Two village boys were sharing one tea because perhaps buying two was
unnecessary luxury. A stray dog sat near
the stove understanding that kindness usually becomes easier in winter.
The fog grew thicker. Somewhere distant, a train horn floated
through the night. And for a brief
moment, the tea stall no longer looked ordinary. It looked like a temporary shelter built by
humanity against loneliness.
Perhaps that is what all small
gathering places really are. Tea stalls. Bus stops. Army bunkers. Hospital waiting rooms. Railway platforms. People arrive there as strangers but leave
after silently sharing pieces of the same human exhaustion.

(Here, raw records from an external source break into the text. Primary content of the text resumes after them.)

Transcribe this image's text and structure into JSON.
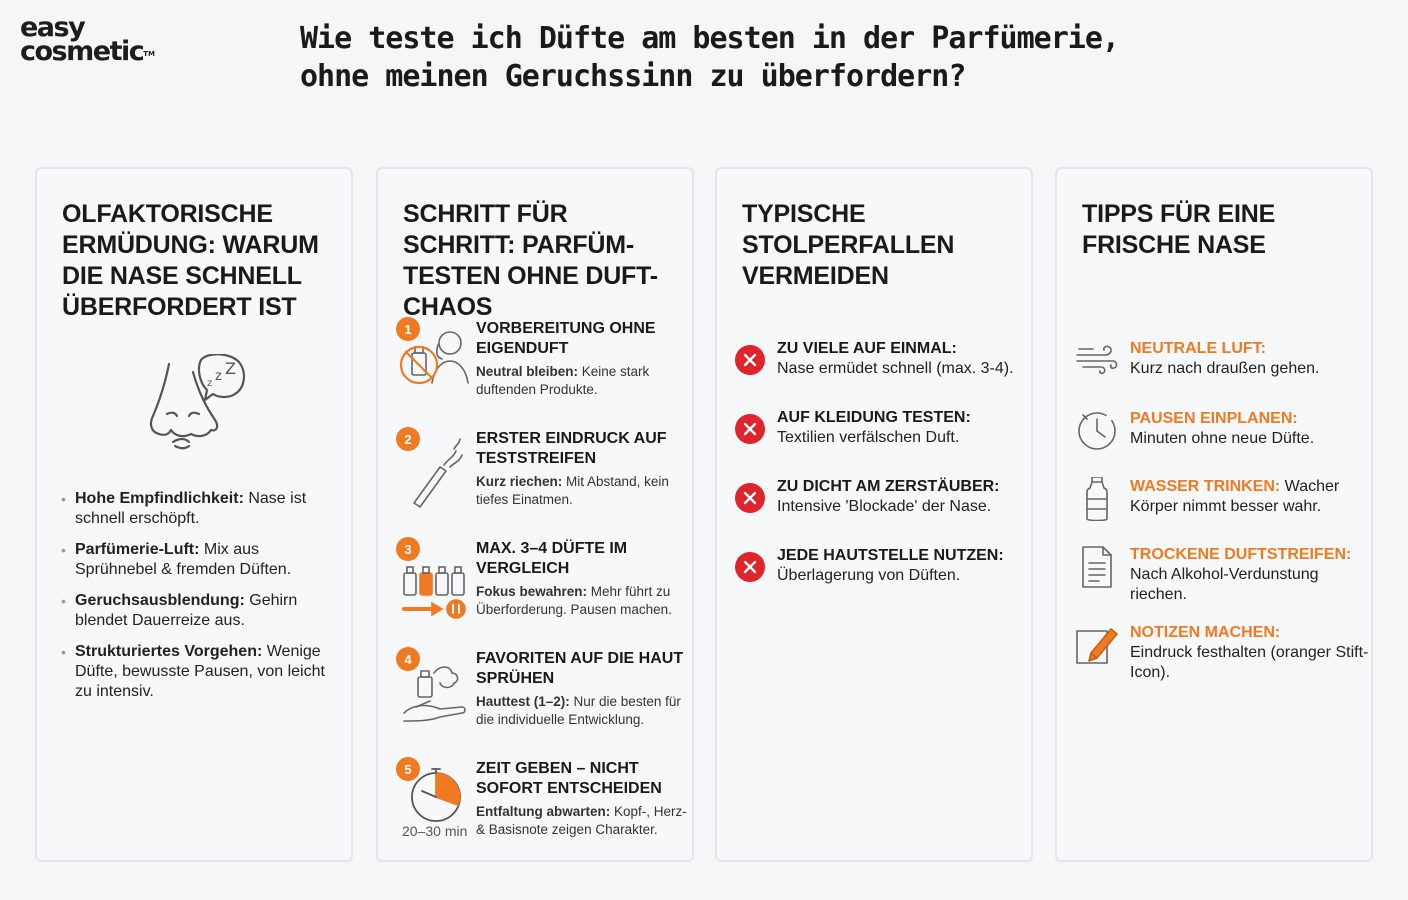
{
  "logo": {
    "line1": "easy",
    "line2": "cosmetic",
    "tm": "TM"
  },
  "headline": "Wie teste ich Düfte am besten in der Parfümerie, ohne meinen Geruchssinn zu überfordern?",
  "colors": {
    "accent": "#f07a22",
    "danger": "#e0242c",
    "card_bg": "#f7f8fa",
    "page_bg": "#f4f6f8"
  },
  "card1": {
    "title": "OLFAKTORISCHE ERMÜDUNG: WARUM DIE NASE SCHNELL ÜBERFORDERT IST",
    "icon": "tired-nose-zzz-icon",
    "bullets": [
      {
        "bold": "Hohe Empfindlichkeit:",
        "text": " Nase ist schnell erschöpft."
      },
      {
        "bold": "Parfümerie-Luft:",
        "text": " Mix aus Sprühnebel & fremden Düften."
      },
      {
        "bold": "Geruchsausblendung:",
        "text": " Gehirn blendet Dauerreize aus."
      },
      {
        "bold": "Strukturiertes Vorgehen:",
        "text": " Wenige Düfte, bewusste Pausen, von leicht zu intensiv."
      }
    ]
  },
  "card2": {
    "title": "SCHRITT FÜR SCHRITT: PARFÜM-TESTEN OHNE DUFT-CHAOS",
    "steps": [
      {
        "num": "1",
        "title": "VORBEREITUNG OHNE EIGENDUFT",
        "bold": "Neutral bleiben:",
        "text": " Keine stark duftenden Produkte.",
        "icon": "no-perfume-person-icon"
      },
      {
        "num": "2",
        "title": "ERSTER EINDRUCK AUF TESTSTREIFEN",
        "bold": "Kurz riechen:",
        "text": " Mit Abstand, kein tiefes Einatmen.",
        "icon": "test-strip-icon"
      },
      {
        "num": "3",
        "title": "MAX. 3–4 DÜFTE IM VERGLEICH",
        "bold": "Fokus bewahren:",
        "text": " Mehr führt zu Überforderung. Pausen machen.",
        "icon": "bottles-pause-icon"
      },
      {
        "num": "4",
        "title": "FAVORITEN AUF DIE HAUT SPRÜHEN",
        "bold": "Hauttest (1–2):",
        "text": " Nur die besten für die individuelle Entwicklung.",
        "icon": "spray-on-hand-icon"
      },
      {
        "num": "5",
        "title": "ZEIT GEBEN – NICHT SOFORT ENTSCHEIDEN",
        "bold": "Entfaltung abwarten:",
        "text": " Kopf-, Herz- & Basisnote zeigen Charakter.",
        "icon": "timer-icon",
        "time_label": "20–30 min"
      }
    ]
  },
  "card3": {
    "title": "TYPISCHE STOLPERFALLEN VERMEIDEN",
    "pitfalls": [
      {
        "title": "ZU VIELE AUF EINMAL:",
        "text": "Nase ermüdet schnell (max. 3-4)."
      },
      {
        "title": "AUF KLEIDUNG TESTEN:",
        "text": "Textilien verfälschen Duft."
      },
      {
        "title": "ZU DICHT AM ZERSTÄUBER:",
        "text": "Intensive 'Blockade' der Nase."
      },
      {
        "title": "JEDE HAUTSTELLE NUTZEN:",
        "text": "Überlagerung von Düften."
      }
    ]
  },
  "card4": {
    "title": "TIPPS FÜR EINE FRISCHE NASE",
    "tips": [
      {
        "title": "NEUTRALE LUFT:",
        "text": "Kurz nach draußen gehen.",
        "icon": "wind-icon",
        "inline": false
      },
      {
        "title": "PAUSEN EINPLANEN:",
        "text": "Minuten ohne neue Düfte.",
        "icon": "clock-icon",
        "inline": false
      },
      {
        "title": "WASSER TRINKEN:",
        "text": " Wacher Körper nimmt besser wahr.",
        "icon": "water-bottle-icon",
        "inline": true
      },
      {
        "title": "TROCKENE DUFTSTREIFEN:",
        "text": "Nach Alkohol-Verdunstung riechen.",
        "icon": "document-icon",
        "inline": false
      },
      {
        "title": "NOTIZEN MACHEN:",
        "text": "Eindruck festhalten (oranger Stift-Icon).",
        "icon": "pencil-note-icon",
        "inline": false
      }
    ]
  }
}
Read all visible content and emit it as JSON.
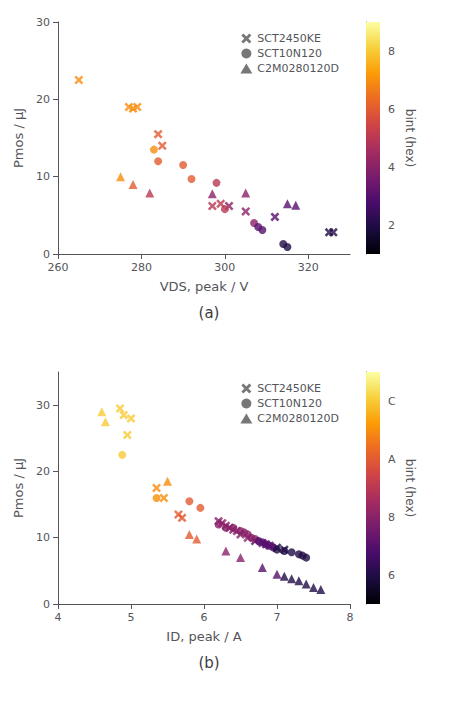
{
  "chart_data": [
    {
      "type": "scatter",
      "title": "(a)",
      "xlabel": "VDS, peak / V",
      "ylabel": "Pmos / µJ",
      "xlim": [
        260,
        330
      ],
      "ylim": [
        0,
        30
      ],
      "xticks": [
        260,
        280,
        300,
        320
      ],
      "yticks": [
        0,
        10,
        20,
        30
      ],
      "grid": false,
      "legend": "upper right",
      "colorbar": {
        "label": "bint (hex)",
        "range": [
          1,
          9
        ],
        "ticks": [
          2,
          4,
          6,
          8
        ],
        "colors": [
          "#000004",
          "#1b0c41",
          "#4a0c6b",
          "#781c6d",
          "#a52c60",
          "#cf4446",
          "#ed6925",
          "#fb9b06",
          "#f7d13d",
          "#fcffa4"
        ]
      },
      "series": [
        {
          "name": "SCT2450KE",
          "marker": "x",
          "x": [
            265,
            277,
            278,
            279,
            284,
            285,
            297,
            299,
            301,
            305,
            312,
            325,
            326
          ],
          "values": [
            22.5,
            19.0,
            18.8,
            19.0,
            15.5,
            14.0,
            6.2,
            6.5,
            6.2,
            5.5,
            4.8,
            2.8,
            2.8
          ],
          "color_values": [
            7,
            7,
            7,
            7,
            6,
            6,
            5,
            5,
            4,
            4,
            3,
            2,
            2
          ]
        },
        {
          "name": "SCT10N120",
          "marker": "circle",
          "x": [
            283,
            284,
            290,
            292,
            298,
            300,
            307,
            308,
            309,
            314,
            315
          ],
          "values": [
            13.5,
            12.0,
            11.5,
            9.7,
            9.2,
            5.8,
            4.0,
            3.5,
            3.1,
            1.3,
            0.9
          ],
          "color_values": [
            7,
            6,
            6,
            6,
            5,
            5,
            4,
            3,
            3,
            2,
            2
          ]
        },
        {
          "name": "C2M0280120D",
          "marker": "triangle",
          "x": [
            275,
            278,
            282,
            297,
            305,
            315,
            317
          ],
          "values": [
            10.0,
            9.0,
            7.9,
            7.8,
            7.9,
            6.5,
            6.3
          ],
          "color_values": [
            7,
            6,
            5,
            4,
            4,
            3,
            3
          ]
        }
      ]
    },
    {
      "type": "scatter",
      "title": "(b)",
      "xlabel": "ID, peak / A",
      "ylabel": "Pmos / µJ",
      "xlim": [
        4,
        8
      ],
      "ylim": [
        0,
        35
      ],
      "xticks": [
        4,
        5,
        6,
        7,
        8
      ],
      "yticks": [
        0,
        10,
        20,
        30
      ],
      "grid": false,
      "legend": "upper right",
      "colorbar": {
        "label": "bint (hex)",
        "range": [
          5,
          13
        ],
        "ticks": [
          6,
          8,
          {
            "value": 10,
            "label": "A"
          },
          {
            "value": 12,
            "label": "C"
          }
        ],
        "colors": [
          "#000004",
          "#1b0c41",
          "#4a0c6b",
          "#781c6d",
          "#a52c60",
          "#cf4446",
          "#ed6925",
          "#fb9b06",
          "#f7d13d",
          "#fcffa4"
        ]
      },
      "series": [
        {
          "name": "SCT2450KE",
          "marker": "x",
          "x": [
            4.85,
            4.9,
            4.95,
            5.0,
            5.35,
            5.45,
            5.65,
            5.7,
            6.2,
            6.25,
            6.3,
            6.35,
            6.4,
            6.45,
            6.5,
            6.6,
            6.7,
            6.8,
            6.85,
            6.9,
            7.0,
            7.1
          ],
          "values": [
            29.5,
            28.5,
            25.5,
            28.0,
            17.5,
            16.0,
            13.5,
            13.0,
            12.5,
            12.2,
            11.8,
            11.5,
            11.2,
            11.0,
            10.5,
            10.0,
            9.5,
            9.2,
            9.0,
            8.8,
            8.5,
            8.2
          ],
          "color_values": [
            12,
            12,
            12,
            12,
            11,
            11,
            10,
            10,
            8,
            8,
            8,
            8,
            8,
            8,
            8,
            8,
            7,
            7,
            7,
            7,
            6,
            6
          ]
        },
        {
          "name": "SCT10N120",
          "marker": "circle",
          "x": [
            4.88,
            5.35,
            5.8,
            5.95,
            6.2,
            6.3,
            6.4,
            6.5,
            6.55,
            6.6,
            6.65,
            6.7,
            6.75,
            6.8,
            6.85,
            6.9,
            6.95,
            7.0,
            7.1,
            7.2,
            7.3,
            7.35,
            7.4
          ],
          "values": [
            22.5,
            16.0,
            15.5,
            14.5,
            12.0,
            11.5,
            11.5,
            11.0,
            10.8,
            10.5,
            10.0,
            9.8,
            9.5,
            9.3,
            9.0,
            8.8,
            8.5,
            8.2,
            8.0,
            7.8,
            7.5,
            7.3,
            7.0
          ],
          "color_values": [
            12,
            11,
            10,
            10,
            8,
            8,
            8,
            8,
            8,
            8,
            8,
            8,
            7,
            7,
            7,
            7,
            7,
            6,
            6,
            6,
            6,
            6,
            6
          ]
        },
        {
          "name": "C2M0280120D",
          "marker": "triangle",
          "x": [
            4.6,
            4.65,
            5.5,
            5.8,
            5.9,
            6.3,
            6.5,
            6.8,
            7.0,
            7.1,
            7.2,
            7.3,
            7.4,
            7.5,
            7.6
          ],
          "values": [
            29.0,
            27.5,
            18.5,
            10.5,
            9.8,
            8.0,
            7.0,
            5.5,
            4.5,
            4.2,
            3.8,
            3.5,
            3.0,
            2.5,
            2.2
          ],
          "color_values": [
            12,
            12,
            11,
            10,
            10,
            8,
            8,
            7,
            7,
            6,
            6,
            6,
            6,
            6,
            6
          ]
        }
      ]
    }
  ]
}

The conductor suddenly shouted, “Let’s
go! Bus leaving!”
Immediately peace broke again. Passengers hurried back carrying unfinished
tea, biscuit packets, peanuts, and urgency.
One man burned his tongue trying to finish quickly. Another requested “one parcel tea.” Someone forgot gloves on the bench and
returned running.
Life resumed its movement. I stood for a second before boarding.
The tea seller was already washing
glasses for the next group of travelers who would arrive soon from another
direction, carrying different stories and same tiredness. Roadside tea sellers witness thousands of
lives without becoming part of any. They
hear political debates, love stories, business failures, family tensions, exam
worries, drunken confessions, and travel frustrations.
Yet they remain standing beside
boiling kettles like silent philosophers.
Perhaps wisdom does not always live in libraries. Sometimes it stands beside highways making
tea.
I climbed back into the bus. The windows had fogged again. Passengers wrapped themselves once more
inside blankets and silence.
The engine started heavily.
Outside, the tea stall slowly moved
away into darkness until only its tiny yellow bulb remained visible. Then even that disappeared. But warmth remained inside. Not only from tea…but from the realization
that human life moves forward through such tiny pauses.
We think great achievements keep
people alive. But often it is smaller
things. A conversation. A memory.
A hand on the shoulder. A winter
tea stop during a long journey.
The bus moved deeper into fog.
Someone near the back seat had
already started snoring again.
And I smiled quietly near the window
thinking: “Perhaps peace is not a
destination. Perhaps it is only a
five-minute tea break during a difficult journey.”